I want a fourth-grader friend. I wish it wouldn't be creepy, but society just doesn't accept large age differences when it comes to friendships such as those unless it was through my occupation. I suppose since my occupation doesn't exist, or is so limited to 'living' that perhaps it could work out, and I could tell the lie that I'm just doing my job. Living and having friends and breathing and stuff like that, purely biology and logic. Hmm. Dear fourth-grader that wants someone to listen, IM HERE! and you don't even know it. :( How do I reach out to you? I'm not so picky as to age, but I just identify with the fourth-grader more than the 3rd or 5th. I want that so badly! I get you, I do. If you're like me, which I bet you are, I get you.

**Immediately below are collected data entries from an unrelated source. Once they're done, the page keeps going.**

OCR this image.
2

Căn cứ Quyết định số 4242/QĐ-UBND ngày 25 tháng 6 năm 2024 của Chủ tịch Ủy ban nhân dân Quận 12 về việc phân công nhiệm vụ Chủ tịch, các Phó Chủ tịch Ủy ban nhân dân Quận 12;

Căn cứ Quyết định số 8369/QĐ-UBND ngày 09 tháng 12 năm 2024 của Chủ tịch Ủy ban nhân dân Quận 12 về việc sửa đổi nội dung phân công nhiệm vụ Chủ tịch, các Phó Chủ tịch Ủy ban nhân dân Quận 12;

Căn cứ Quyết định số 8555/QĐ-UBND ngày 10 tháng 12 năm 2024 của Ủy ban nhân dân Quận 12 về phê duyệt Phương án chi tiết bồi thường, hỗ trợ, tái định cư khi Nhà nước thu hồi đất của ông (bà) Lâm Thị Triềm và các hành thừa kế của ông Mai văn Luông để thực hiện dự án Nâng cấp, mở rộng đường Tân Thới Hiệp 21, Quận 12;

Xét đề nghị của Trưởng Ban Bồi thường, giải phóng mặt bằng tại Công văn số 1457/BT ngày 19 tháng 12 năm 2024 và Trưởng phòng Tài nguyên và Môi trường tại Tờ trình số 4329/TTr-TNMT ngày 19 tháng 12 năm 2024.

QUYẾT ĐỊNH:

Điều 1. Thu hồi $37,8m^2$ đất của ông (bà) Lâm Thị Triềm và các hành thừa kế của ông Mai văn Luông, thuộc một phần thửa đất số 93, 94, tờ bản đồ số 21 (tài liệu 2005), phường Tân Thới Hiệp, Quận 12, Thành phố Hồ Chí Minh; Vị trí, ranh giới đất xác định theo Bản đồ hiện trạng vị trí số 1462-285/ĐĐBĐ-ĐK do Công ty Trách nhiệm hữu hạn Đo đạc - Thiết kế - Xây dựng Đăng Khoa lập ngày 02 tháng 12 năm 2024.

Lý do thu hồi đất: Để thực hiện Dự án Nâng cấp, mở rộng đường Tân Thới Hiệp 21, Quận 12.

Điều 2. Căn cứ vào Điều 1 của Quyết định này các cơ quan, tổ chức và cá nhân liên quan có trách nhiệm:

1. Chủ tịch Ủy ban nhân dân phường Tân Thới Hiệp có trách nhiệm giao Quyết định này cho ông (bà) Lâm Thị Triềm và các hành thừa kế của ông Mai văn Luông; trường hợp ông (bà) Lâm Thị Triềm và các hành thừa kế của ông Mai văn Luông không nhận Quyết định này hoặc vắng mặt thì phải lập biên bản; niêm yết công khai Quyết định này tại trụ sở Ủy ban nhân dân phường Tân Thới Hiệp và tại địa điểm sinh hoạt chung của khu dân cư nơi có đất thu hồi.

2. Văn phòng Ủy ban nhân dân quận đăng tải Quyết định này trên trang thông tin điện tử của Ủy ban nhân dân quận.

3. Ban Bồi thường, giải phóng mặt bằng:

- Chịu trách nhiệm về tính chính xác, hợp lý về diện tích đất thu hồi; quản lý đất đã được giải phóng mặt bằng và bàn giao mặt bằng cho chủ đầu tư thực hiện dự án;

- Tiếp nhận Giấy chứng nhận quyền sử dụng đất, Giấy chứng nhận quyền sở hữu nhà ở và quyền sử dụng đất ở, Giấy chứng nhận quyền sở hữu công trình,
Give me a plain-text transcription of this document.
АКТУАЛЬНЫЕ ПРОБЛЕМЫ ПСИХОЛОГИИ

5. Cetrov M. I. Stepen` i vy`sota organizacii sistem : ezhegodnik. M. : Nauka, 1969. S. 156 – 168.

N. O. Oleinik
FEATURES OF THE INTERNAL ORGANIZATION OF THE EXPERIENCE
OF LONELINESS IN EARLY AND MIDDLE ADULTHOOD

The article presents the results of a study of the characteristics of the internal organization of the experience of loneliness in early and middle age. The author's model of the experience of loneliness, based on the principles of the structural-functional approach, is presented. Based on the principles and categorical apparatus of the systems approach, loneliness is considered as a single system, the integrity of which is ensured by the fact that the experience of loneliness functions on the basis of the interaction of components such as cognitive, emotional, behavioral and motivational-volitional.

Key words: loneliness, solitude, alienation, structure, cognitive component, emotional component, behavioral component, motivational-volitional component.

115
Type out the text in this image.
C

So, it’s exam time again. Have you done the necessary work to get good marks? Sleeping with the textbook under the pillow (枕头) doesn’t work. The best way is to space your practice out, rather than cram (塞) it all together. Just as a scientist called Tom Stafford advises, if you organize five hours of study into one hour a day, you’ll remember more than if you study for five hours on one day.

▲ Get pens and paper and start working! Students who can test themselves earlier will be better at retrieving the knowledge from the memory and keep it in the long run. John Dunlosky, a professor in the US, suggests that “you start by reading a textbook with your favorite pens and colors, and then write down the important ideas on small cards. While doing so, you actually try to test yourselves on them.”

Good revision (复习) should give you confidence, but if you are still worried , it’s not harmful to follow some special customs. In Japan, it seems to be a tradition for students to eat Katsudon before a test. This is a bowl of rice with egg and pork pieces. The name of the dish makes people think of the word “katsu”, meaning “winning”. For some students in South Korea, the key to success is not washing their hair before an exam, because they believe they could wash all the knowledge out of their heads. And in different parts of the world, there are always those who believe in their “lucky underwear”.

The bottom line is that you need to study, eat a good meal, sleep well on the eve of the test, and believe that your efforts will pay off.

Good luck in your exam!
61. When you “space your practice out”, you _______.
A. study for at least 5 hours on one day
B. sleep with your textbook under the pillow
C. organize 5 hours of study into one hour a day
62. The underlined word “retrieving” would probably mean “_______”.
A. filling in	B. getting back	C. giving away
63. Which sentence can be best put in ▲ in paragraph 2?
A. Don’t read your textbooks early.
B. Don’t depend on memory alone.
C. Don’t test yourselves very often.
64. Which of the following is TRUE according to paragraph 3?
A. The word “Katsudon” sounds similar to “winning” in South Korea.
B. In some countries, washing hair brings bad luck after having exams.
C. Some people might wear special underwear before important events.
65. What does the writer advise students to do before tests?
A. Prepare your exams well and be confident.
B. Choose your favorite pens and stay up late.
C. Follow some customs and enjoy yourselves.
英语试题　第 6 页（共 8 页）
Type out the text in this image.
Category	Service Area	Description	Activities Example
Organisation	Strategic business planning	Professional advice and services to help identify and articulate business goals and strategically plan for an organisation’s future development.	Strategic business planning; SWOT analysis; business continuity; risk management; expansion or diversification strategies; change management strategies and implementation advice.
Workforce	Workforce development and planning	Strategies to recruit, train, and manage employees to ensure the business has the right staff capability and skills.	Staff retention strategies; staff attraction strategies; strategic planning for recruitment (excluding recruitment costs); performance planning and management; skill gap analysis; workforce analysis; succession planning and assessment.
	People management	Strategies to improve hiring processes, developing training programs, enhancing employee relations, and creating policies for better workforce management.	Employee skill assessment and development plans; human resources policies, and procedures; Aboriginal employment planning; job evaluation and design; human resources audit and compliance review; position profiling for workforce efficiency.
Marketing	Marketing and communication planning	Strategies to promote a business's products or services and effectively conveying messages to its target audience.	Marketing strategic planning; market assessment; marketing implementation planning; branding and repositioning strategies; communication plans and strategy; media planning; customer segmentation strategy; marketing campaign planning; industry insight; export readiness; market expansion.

My brain isn't working in the normal sense today, since I feel so jumbled and confused about my feelings. "How are you?" asked a friend of mine, to which I replied, "I don't know. I am not in touch with that part of me today." I'm so honest about it, yet I am so confused. :( I know that I do not feel happy, but I'm not sure what I am feeling. I don't know and it's killing me. I don't like it at all.
I sent out some letters and some post cards today, and I think it'll cheer up a few of my friends, but maybe it won't at all, I really have no idea.
Work is becoming interesting. I enjoy talking to a lot of my coworkers, some more than others perhaps, but it's fun to have something similar in yr life with those you associate on a normal basis. (What? Did that make sense?) Maybe. Anyways. Things in life are so simple yet need to be complicated in order to be deemed "all right" and I like to think that things like those are totally unnecessary and particularly annoying. :\
Coffee is a great friend.
I dread going to work tonight. Can I cry? I'm surprised I've lasted this long. I suppose it's a good thing that people enjoy me at work, guests and otherwise.
I can't think anymore, at least not anymore in a way I'd like to write down.
I feel disappointed. I really want a cat.